Canada must not repeat mistakes on immigration

It’s time for reassessment of both Canada’s planned fighting-force reduction and rapid refugee immigration

Re: We can’t let terrorists destroy our humanity, Saanich News (Nov. 20). The editorially expressed aspirational goals, regretfully, appear to support a soft misguided national response to international Muslim terrorism.

The performance in Paris Nov. 13 by the presciently-named “The Eagles of Death Metal” American rock group saw 89 people killed in a terrorist assault by members of the Islamic State in Iraq and Syria (ISIS). The total killed by ISIS in their multiple concurrent assaults in an aptly named “mass terrorist attack” was 130. It is past time to vigorously deal with the cause of what was, to a degree, a self-inflicted European disaster.

A correct and emotionally charged summation of the vast majority of the terrorist problems Europeans face is that they are “caused by Muslims.” Such a simplistic assessment is dangerously attractive, but it must be remembered that the vast majority of refugees flooding into Europe are Muslims who are economic refugees, of which many are also considered apostates by Muslim extremists (aka terrorists). Such double jeopardy may, to a degree, justify the flexible immigration policy of some European countries.

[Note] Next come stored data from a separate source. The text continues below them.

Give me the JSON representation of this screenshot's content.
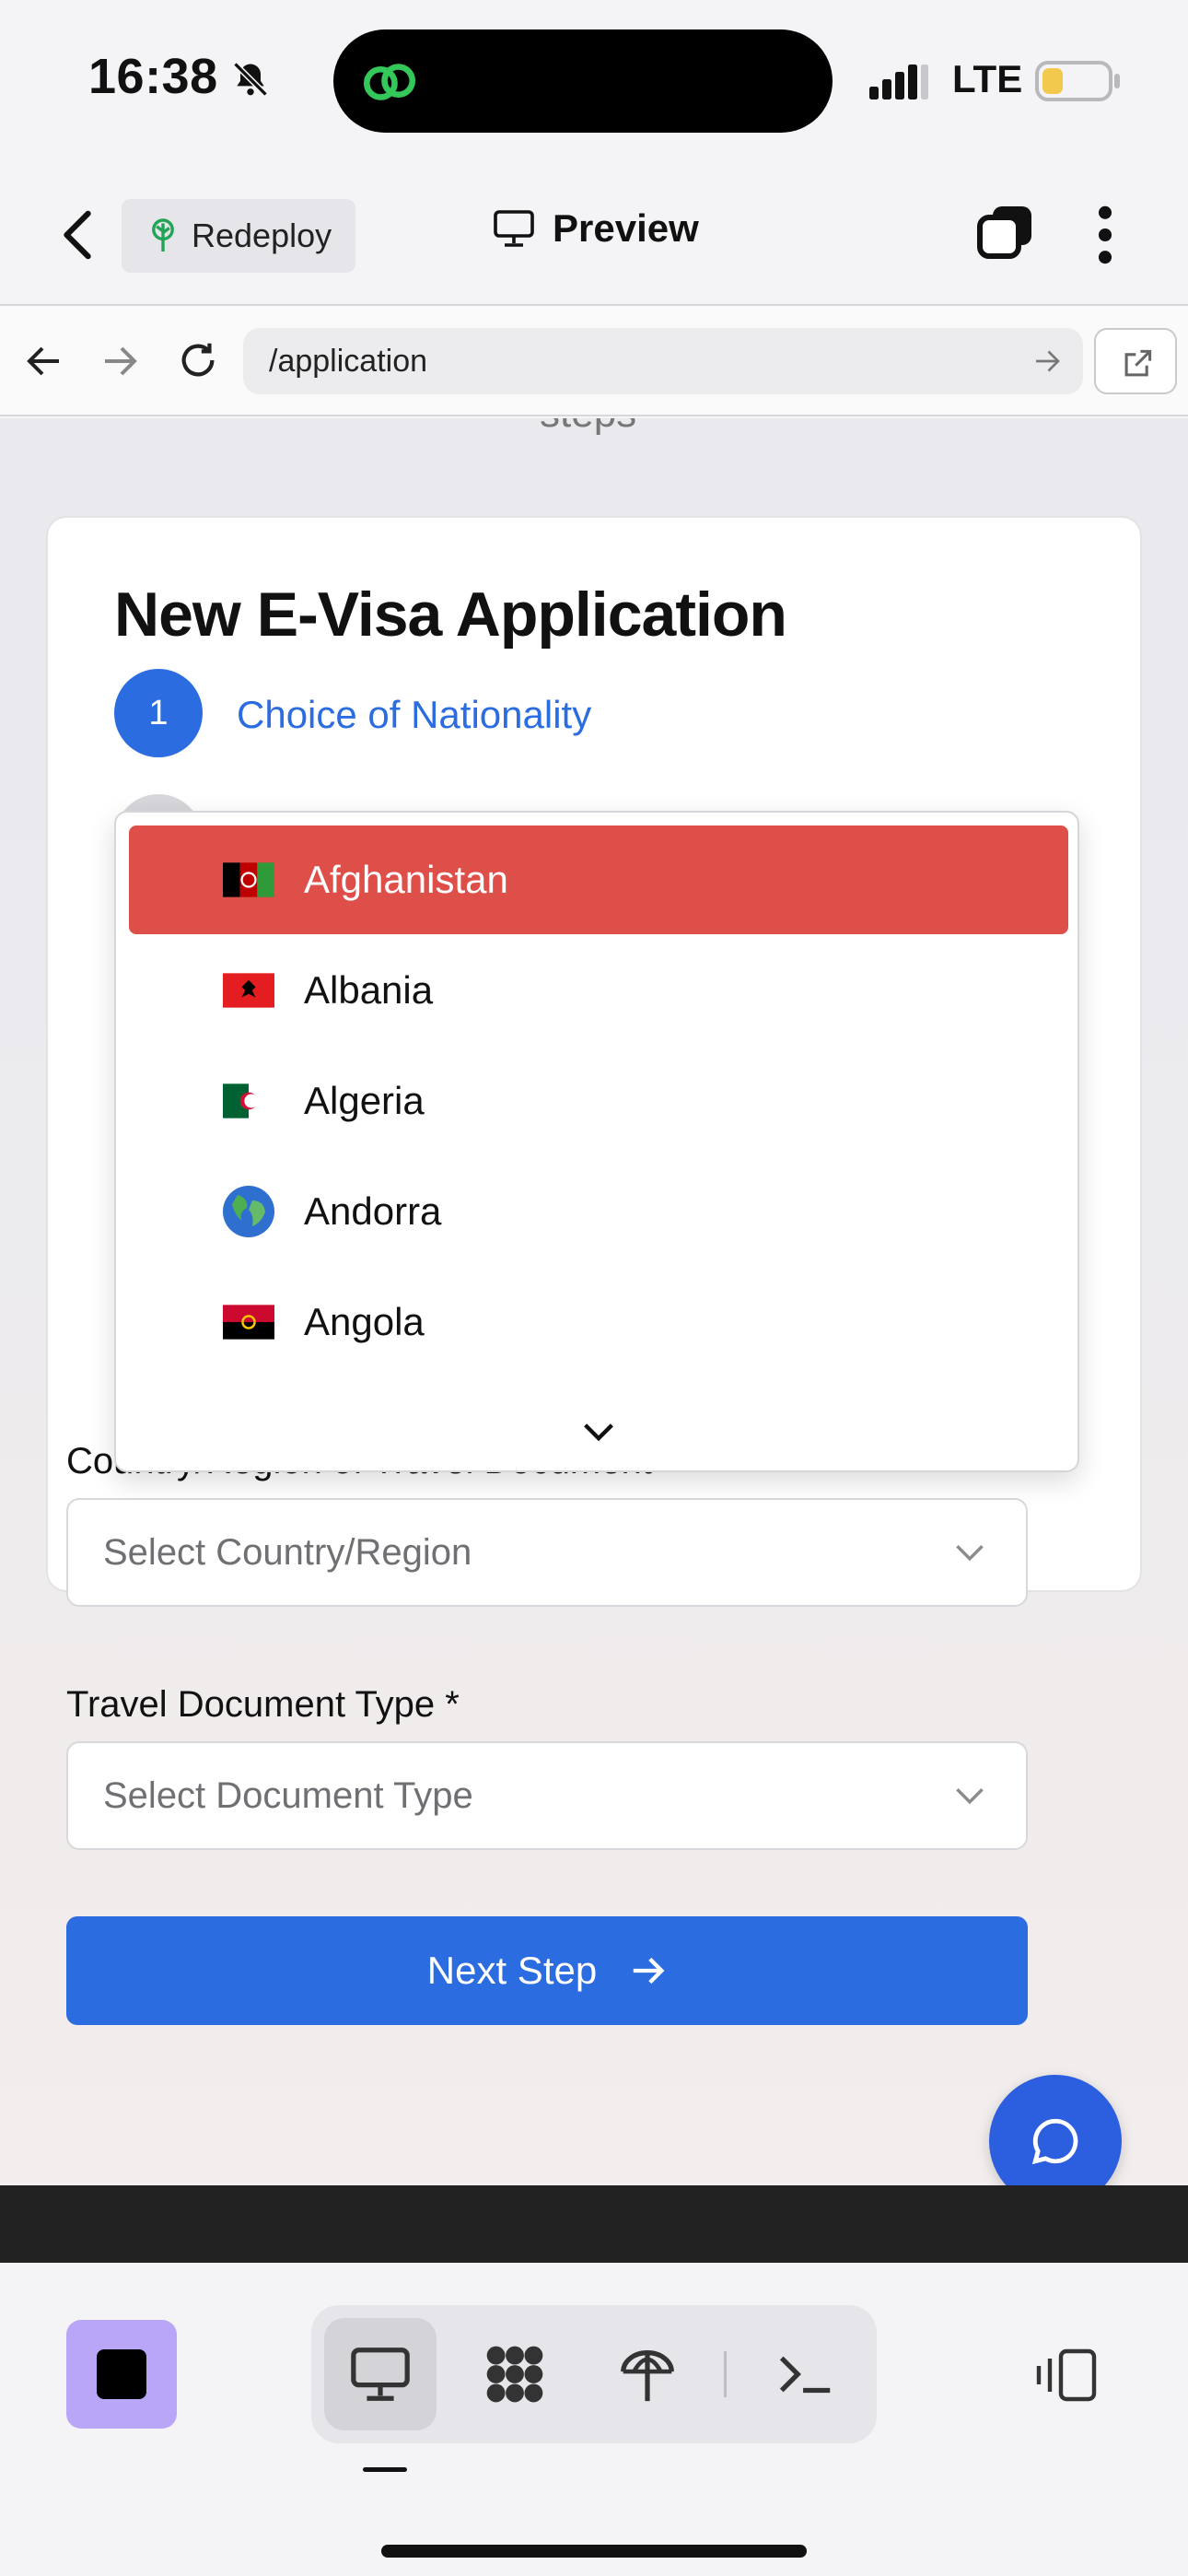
{
  "status_bar": {
    "time": "16:38",
    "network": "LTE"
  },
  "header": {
    "redeploy_label": "Redeploy",
    "preview_label": "Preview"
  },
  "browser": {
    "url": "/application"
  },
  "page": {
    "steps_partial": "steps",
    "title": "New E-Visa Application",
    "step1": {
      "number": "1",
      "label": "Choice of Nationality"
    },
    "travel_doc_country": {
      "label": "Country/Region of Travel Document",
      "placeholder": "Select Country/Region"
    },
    "travel_doc_type": {
      "label": "Travel Document Type *",
      "placeholder": "Select Document Type"
    },
    "next_button": "Next Step"
  },
  "dropdown": {
    "options": [
      {
        "label": "Afghanistan",
        "selected": true
      },
      {
        "label": "Albania",
        "selected": false
      },
      {
        "label": "Algeria",
        "selected": false
      },
      {
        "label": "Andorra",
        "selected": false
      },
      {
        "label": "Angola",
        "selected": false
      }
    ]
  },
  "colors": {
    "primary": "#2b6ce0",
    "selected_option": "#df4f4a",
    "stop_button": "#b9a6f7"
  },
  "icons": [
    "bell-slash-icon",
    "chat-icon",
    "monitor-icon",
    "grid-icon",
    "deploy-icon",
    "terminal-icon",
    "split-view-icon"
  ]
}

Our federal government’s stated goal is to authorize and settle in multiple cross-country locations some 25,000 refugees from the Middle East. What cannot be overstressed is the need for Canada to not repeat the mistakes of multiple European Union countries whose relaxed immigration policy, combined with their current open-door refugee intake, has resulted in an ongoing terrorist crisis. There’s a high risk associated with fast-tracking immigrants from the Middle-East.

Prime Minister Justin Trudeau’s recent claim that “we’ll continue to engage with our allies around the world in ensuring the safety of Canadians and others both here at home and around the world” may be about to become meaningless.

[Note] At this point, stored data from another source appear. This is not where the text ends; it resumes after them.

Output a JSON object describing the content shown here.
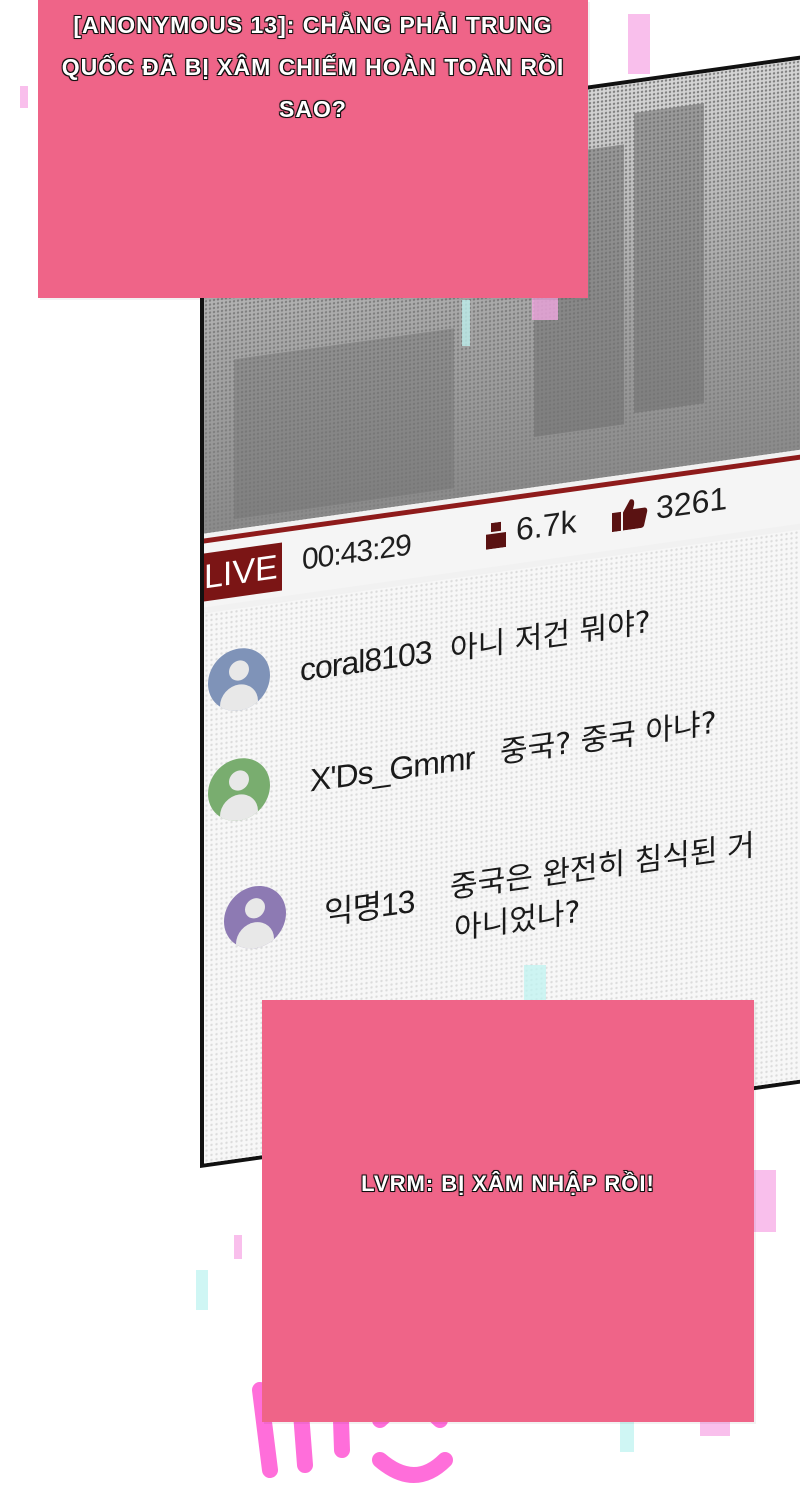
{
  "stream": {
    "live_label": "LIVE",
    "elapsed": "00:43:29",
    "viewers": "6.7k",
    "likes": "3261",
    "icons": {
      "viewer": "person-icon",
      "like": "thumbs-up-icon"
    }
  },
  "chat": [
    {
      "username": "coral8103",
      "message_lines": [
        "아니 저건 뭐야?"
      ],
      "avatar_color": "#7f93b8"
    },
    {
      "username": "X'Ds_Gmmr",
      "message_lines": [
        "중국? 중국 아냐?"
      ],
      "avatar_color": "#79ad6f"
    },
    {
      "username": "익명13",
      "message_lines": [
        "중국은 완전히 침식된 거",
        "아니었나?"
      ],
      "avatar_color": "#8d7ab3"
    }
  ],
  "captions": {
    "top": "[ANONYMOUS 13]: CHẲNG PHẢI TRUNG QUỐC ĐÃ BỊ XÂM CHIẾM HOÀN TOÀN RỒI SAO?",
    "bottom": "LVRM: BỊ XÂM NHẬP RỒI!"
  },
  "colors": {
    "caption_bg": "#ef6488",
    "live_badge": "#7b1515",
    "glitch_pink": "#f7a9e6",
    "glitch_cyan": "#bff3f0"
  }
}
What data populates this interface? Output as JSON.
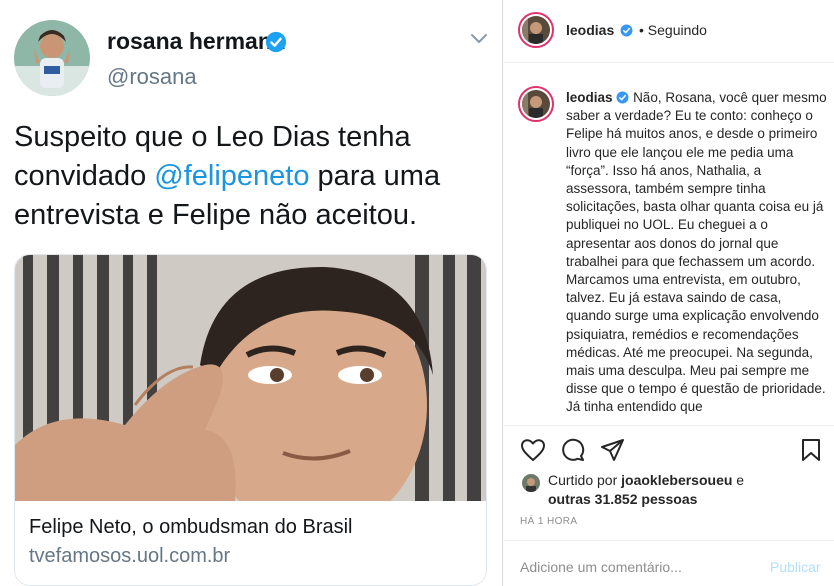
{
  "tweet": {
    "name": "rosana hermann",
    "handle": "@rosana",
    "text_before": "Suspeito que o Leo Dias tenha convidado ",
    "mention": "@felipeneto",
    "text_after": " para uma entrevista e Felipe não aceitou.",
    "card": {
      "title": "Felipe Neto, o ombudsman do Brasil",
      "domain": "tvefamosos.uol.com.br"
    }
  },
  "instagram": {
    "username": "leodias",
    "follow_status": "• Seguindo",
    "caption": "Não, Rosana, você quer mesmo saber a verdade? Eu te conto: conheço o Felipe há muitos anos, e desde o primeiro livro que ele lançou ele me pedia uma “força”. Isso há anos, Nathalia, a assessora, também sempre tinha solicitações, basta olhar quanta coisa eu já publiquei no UOL. Eu cheguei a o apresentar aos donos do jornal que trabalhei para que fechassem um acordo. Marcamos uma entrevista, em outubro, talvez. Eu já estava saindo de casa, quando surge uma explicação envolvendo psiquiatra, remédios e recomendações médicas. Até me preocupei. Na segunda, mais uma desculpa. Meu pai sempre me disse que o tempo é questão de prioridade. Já tinha entendido que",
    "liked_prefix": "Curtido por ",
    "liked_user": "joaoklebersoueu",
    "liked_mid": " e ",
    "liked_others": "outras 31.852 pessoas",
    "time_ago": "HÁ 1 HORA",
    "comment_placeholder": "Adicione um comentário...",
    "post_button": "Publicar"
  },
  "colors": {
    "twitter_blue": "#1b95e0",
    "ig_verified": "#3897f0",
    "ig_text": "#262626",
    "ig_muted": "#8e8e8e"
  },
  "icons": [
    "verified-badge-icon",
    "chevron-down-icon",
    "heart-icon",
    "comment-icon",
    "share-icon",
    "bookmark-icon"
  ]
}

Regretfully, Trudeau’s government has announced its intent to withdraw our only actual combat force of six CF-18 fighter jets (and two support aircraft) contribution to counter the ISIS threat. Any withdrawal of this modest force will be seen by both our NATO partners and G20 colleagues for what it is: a cut-and-run withdrawal.

The Canadian Liberal Party “Sunny Ways” election mantra is now passé. It’s time for reassessment of both Canada’s planned fighting-force reduction in, and rapid refugee immigration from, the Middle East.